Load Balancing the Load balancer
The stories of high availability and horizontal scaling of services to handle millions of transactions depend on a service — The Load Balancer.
The Load Balancer can be one at the edge (L4 or L7) or can be internal (ILB).The Traffic Manager services are considered to be Load Balancers as well but for geographically spread targets. The Load balancer fronts any service that needs to scale-out, aka horizontal scaling. This load balancer is again a system in the cloud that does a specific work of efficient routing based on a load-balancing algorithm. Have you ever thought in the lines of “the load balancer can handle only so much. Its just a machine, an IO optimized one, may be. What would happen if the traffic is beyond what it can handle?”
This is one of the many scenarios where going Cloud-Native saves you a lot of configuration effort and money. The Cloud Service Provider (CSP) now scales out the load balancer instances to handle the traffic :). Yes the Load Balancers get scaled-out too.
The picture shows an Azure Application Gateway, a Layer 7 Load Balancer. Notice how the scaled out instances are represented. This is to show the ability of the Gateway to auto-scale on load. Now, the LB was fronting the scaled out services, what will front the scaled out LBs? Each LB at the edge is created with a public IP. So how does this work?
Note: These again are my findings from exploring a bunch of basic stuff and I for sure did not get my hands on Azure LB source code or Infrastructure Configuration details. :)
Lets touch upon a few methods in which this scenario can be addressed.To avoid duplicate information, I have left the explanation of the methodologies to be read and understood from the source paper- download “webscale-elasticity-with-modern-load-balancer-white-paper” from avinetworks.com
Approach 1- Tiered Load Balancers
The first approach is straight forward. You front the LBs with another LB in a tiered fashion.
The user’s requests reach the Tier-1 load balancer. The Tier-2 load balancers form the backend pool of Tier-1 LB. Tier 1 LB is usually configured at Layer-4. The obvious downside is the performance on Tier-1 LB. Also there is the usual question of “Does this become the single point of failure?”
Approach 2 — DNS + PROXY LOAD BALANCER
Excerpt from the white paper →
When users access an application, a DNS lookup of the domain name occurs first — e.g. when a user accesses www.facebook.com, the domain name resolves to an IP address, and the user’s browser or app connects to the IP address.

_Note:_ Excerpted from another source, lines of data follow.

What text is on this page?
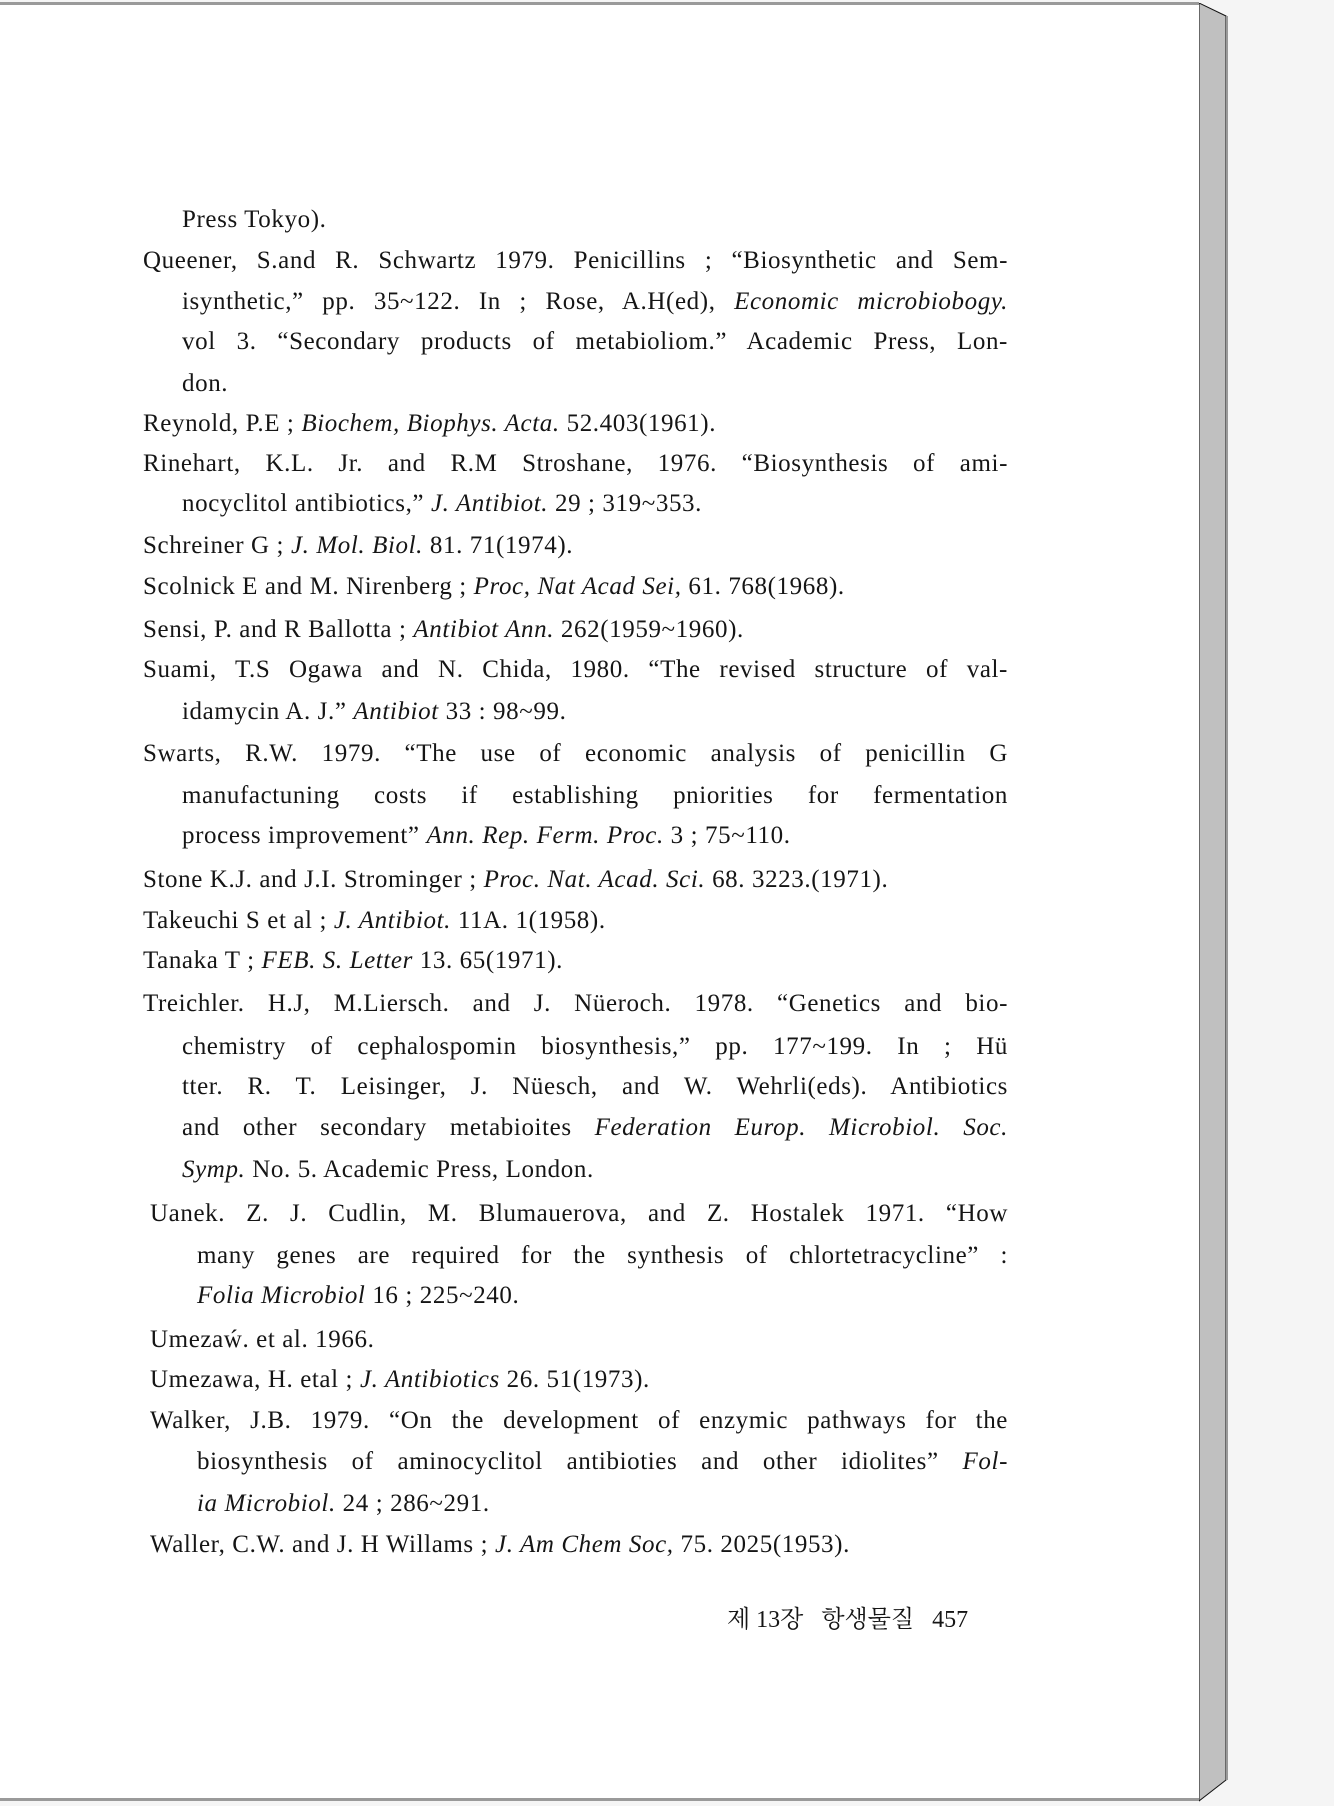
Press Tokyo).
Queener, S.and R. Schwartz 1979. Penicillins ; “Biosynthetic and Sem-
isynthetic,” pp. 35~122. In ; Rose, A.H(ed), Economic microbiobogy.
vol 3. “Secondary products of metabioliom.” Academic Press, Lon-
don.
Reynold, P.E ; Biochem, Biophys. Acta. 52.403(1961).
Rinehart, K.L. Jr. and R.M Stroshane, 1976. “Biosynthesis of ami-
nocyclitol antibiotics,” J. Antibiot. 29 ; 319~353.
Schreiner G ; J. Mol. Biol. 81. 71(1974).
Scolnick E and M. Nirenberg ; Proc, Nat Acad Sei, 61. 768(1968).
Sensi, P. and R Ballotta ; Antibiot Ann. 262(1959~1960).
Suami, T.S Ogawa and N. Chida, 1980. “The revised structure of val-
idamycin A. J.” Antibiot 33 : 98~99.
Swarts, R.W. 1979. “The use of economic analysis of penicillin G
manufactuning costs if establishing pniorities for fermentation
process improvement” Ann. Rep. Ferm. Proc. 3 ; 75~110.
Stone K.J. and J.I. Strominger ; Proc. Nat. Acad. Sci. 68. 3223.(1971).
Takeuchi S et al ; J. Antibiot. 11A. 1(1958).
Tanaka T ; FEB. S. Letter 13. 65(1971).
Treichler. H.J, M.Liersch. and J. Nüeroch. 1978. “Genetics and bio-
chemistry of cephalospomin biosynthesis,” pp. 177~199. In ; Hü
tter. R. T. Leisinger, J. Nüesch, and W. Wehrli(eds). Antibiotics
and other secondary metabioites Federation Europ. Microbiol. Soc.
Symp. No. 5. Academic Press, London.
Uanek. Z. J. Cudlin, M. Blumauerova, and Z. Hostalek 1971. “How
many genes are required for the synthesis of chlortetracycline” :
Folia Microbiol 16 ; 225~240.
Umezaẃ. et al. 1966.
Umezawa, H. etal ; J. Antibiotics 26. 51(1973).
Walker, J.B. 1979. “On the development of enzymic pathways for the
biosynthesis of aminocyclitol antibioties and other idiolites” Fol-
ia Microbiol. 24 ; 286~291.
Waller, C.W. and J. H Willams ; J. Am Chem Soc, 75. 2025(1953).
제 13장 항생물질 457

Usually, a domain name resolves to a single IP address. However, multiple IP addresses can be associated with a domain name, and the DNS resolver can step through the list of IP addresses and return a different IP address for each DNS query
This requires you to add multiple A records for your domain name in the Domain Name Registrar’s records.
This approach looks pretty straight-forward and addresses the problems of performance and single point of failure as seen in the previous approach. However for production workloads of sites including amazon.com and Netflix.com, the number of Load Balancer instances can exceed 100. Azure API Gateway offers a maximum of 125 LB instances for a scale-out scenario. One caveat in my opinion is that creating 100+ public IP addresses is a cost overhead. Also the DNS cache Time to Live (TTL) can be holding stale endpoints for a while and may become a tricky situation to handle. Not an elegant way of handling scenarios involving huge volume of requests!

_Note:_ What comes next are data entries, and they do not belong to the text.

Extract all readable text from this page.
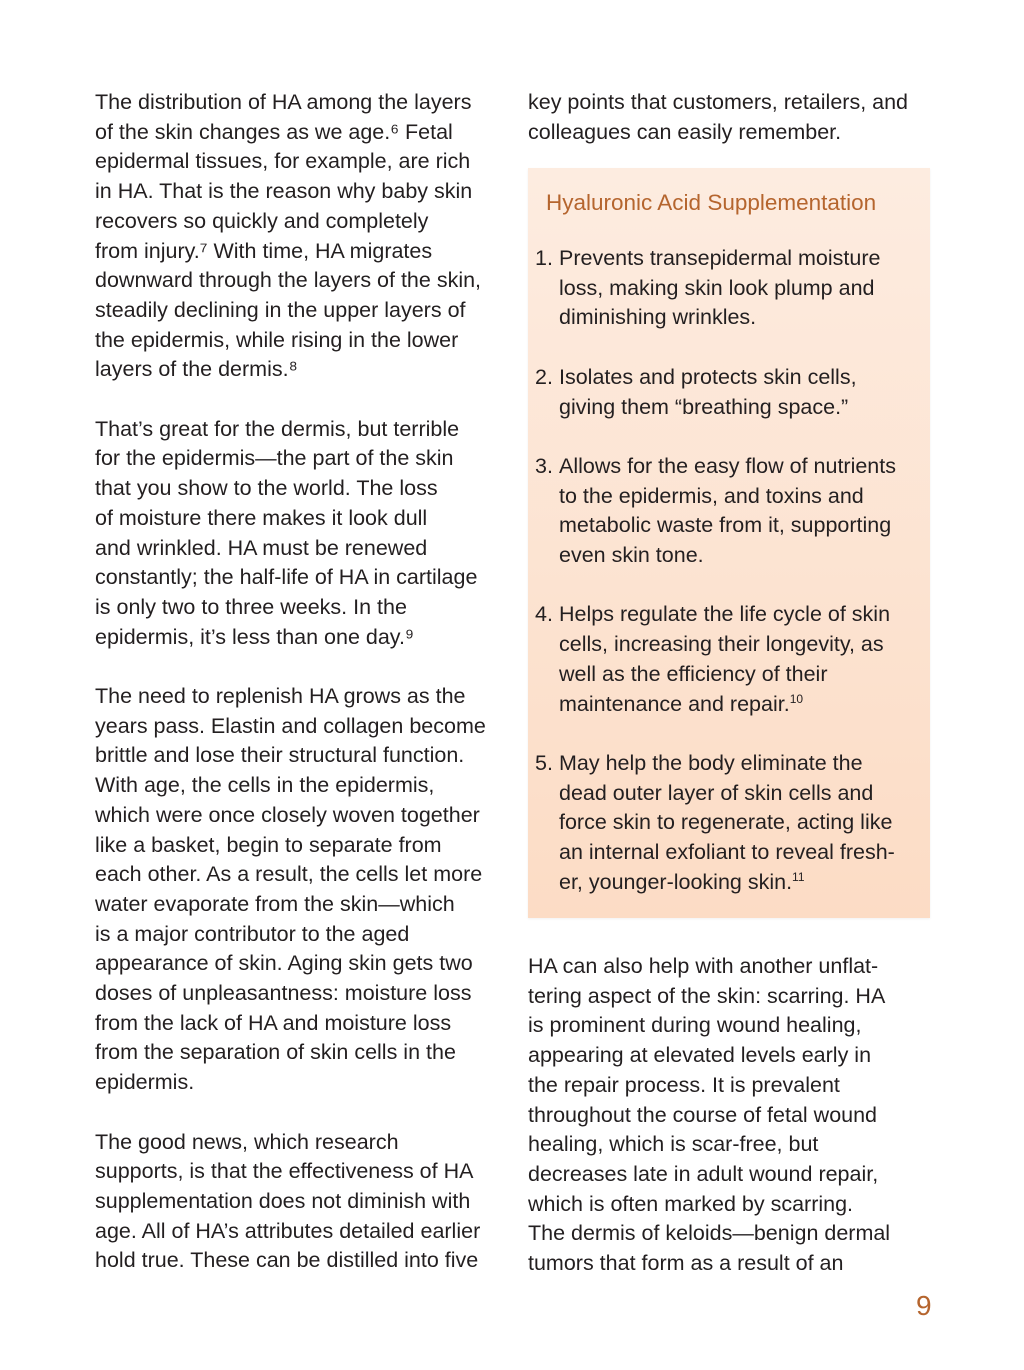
The distribution of HA among the layers
of the skin changes as we age.⁶ Fetal
epidermal tissues, for example, are rich
in HA. That is the reason why baby skin
recovers so quickly and completely
from injury.⁷ With time, HA migrates
downward through the layers of the skin,
steadily declining in the upper layers of
the epidermis, while rising in the lower
layers of the dermis.⁸

That’s great for the dermis, but terrible
for the epidermis—the part of the skin
that you show to the world. The loss
of moisture there makes it look dull
and wrinkled. HA must be renewed
constantly; the half-life of HA in cartilage
is only two to three weeks. In the
epidermis, it’s less than one day.⁹

The need to replenish HA grows as the
years pass. Elastin and collagen become
brittle and lose their structural function.
With age, the cells in the epidermis,
which were once closely woven together
like a basket, begin to separate from
each other. As a result, the cells let more
water evaporate from the skin—which
is a major contributor to the aged
appearance of skin. Aging skin gets two
doses of unpleasantness: moisture loss
from the lack of HA and moisture loss
from the separation of skin cells in the
epidermis.

The good news, which research
supports, is that the effectiveness of HA
supplementation does not diminish with
age. All of HA’s attributes detailed earlier
hold true. These can be distilled into five

key points that customers, retailers, and
colleagues can easily remember.

Hyaluronic Acid Supplementation
1. Prevents transepidermal moisture
loss, making skin look plump and
diminishing wrinkles.
2. Isolates and protects skin cells,
giving them “breathing space.”
3. Allows for the easy flow of nutrients
to the epidermis, and toxins and
metabolic waste from it, supporting
even skin tone.
4. Helps regulate the life cycle of skin
cells, increasing their longevity, as
well as the efficiency of their
maintenance and repair.$^{10}$
5. May help the body eliminate the
dead outer layer of skin cells and
force skin to regenerate, acting like
an internal exfoliant to reveal fresh-
er, younger-looking skin.$^{11}$

HA can also help with another unflat-
tering aspect of the skin: scarring. HA
is prominent during wound healing,
appearing at elevated levels early in
the repair process. It is prevalent
throughout the course of fetal wound
healing, which is scar-free, but
decreases late in adult wound repair,
which is often marked by scarring.
The dermis of keloids—benign dermal
tumors that form as a result of an

9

Approach 3- Any-cast LoadBalancer
In this approach we have just one public-IP that is shared by the N number of load balancer instances. The simplicity of this approach lies in just the network configuration. Excerpt from the white paper →
“In this approach, the domain name resolves to a single IP address. The IP address is added to its upstream router with multiple physical load balancers as the next hop. The router performs flow-based equal cost multi- pathing (ECMP) and sends every user flow to a different next hop/physical load balancer”.
When the user hits a FQDN in his/her browser, the request traverses through multiple routers before it reaches the target server. The router that is upstream to the N load balancers has a routing configuration that carries N rows (corresponding to N load balancers) as the next hop for the requested target IP.
Networking has many fascinating things that happen behind the scenes, less do we know to appreciate the technical concepts. At least me! :)
A basic understanding of a router’s route table can help in understanding this approach. An example from one other gem — best practices in IPV4 Anycast Routing. Download and read through this presentation for detailed information.
So when comparing the approaches, approach 3 has none of the limitations of the other 2 and scales well. You can add the required number of load balancer instances (VMs or Physical machines), updating the route table of the upstream router(s) is all it takes to accomplish a load balancer scale-out.
On a finishing note- a small mind tickling question
With a scale-out of Load Balancers (125 instances in Azure app gateway), how the concept of “Rate Limiting” would have been designed and implemented. Each load balancer instance handles thousands of messages per second. However all of these requests are to the same endpoint/FQDN. How do we get an unified counter? :)
As always, happy reading folks. That’s all for today.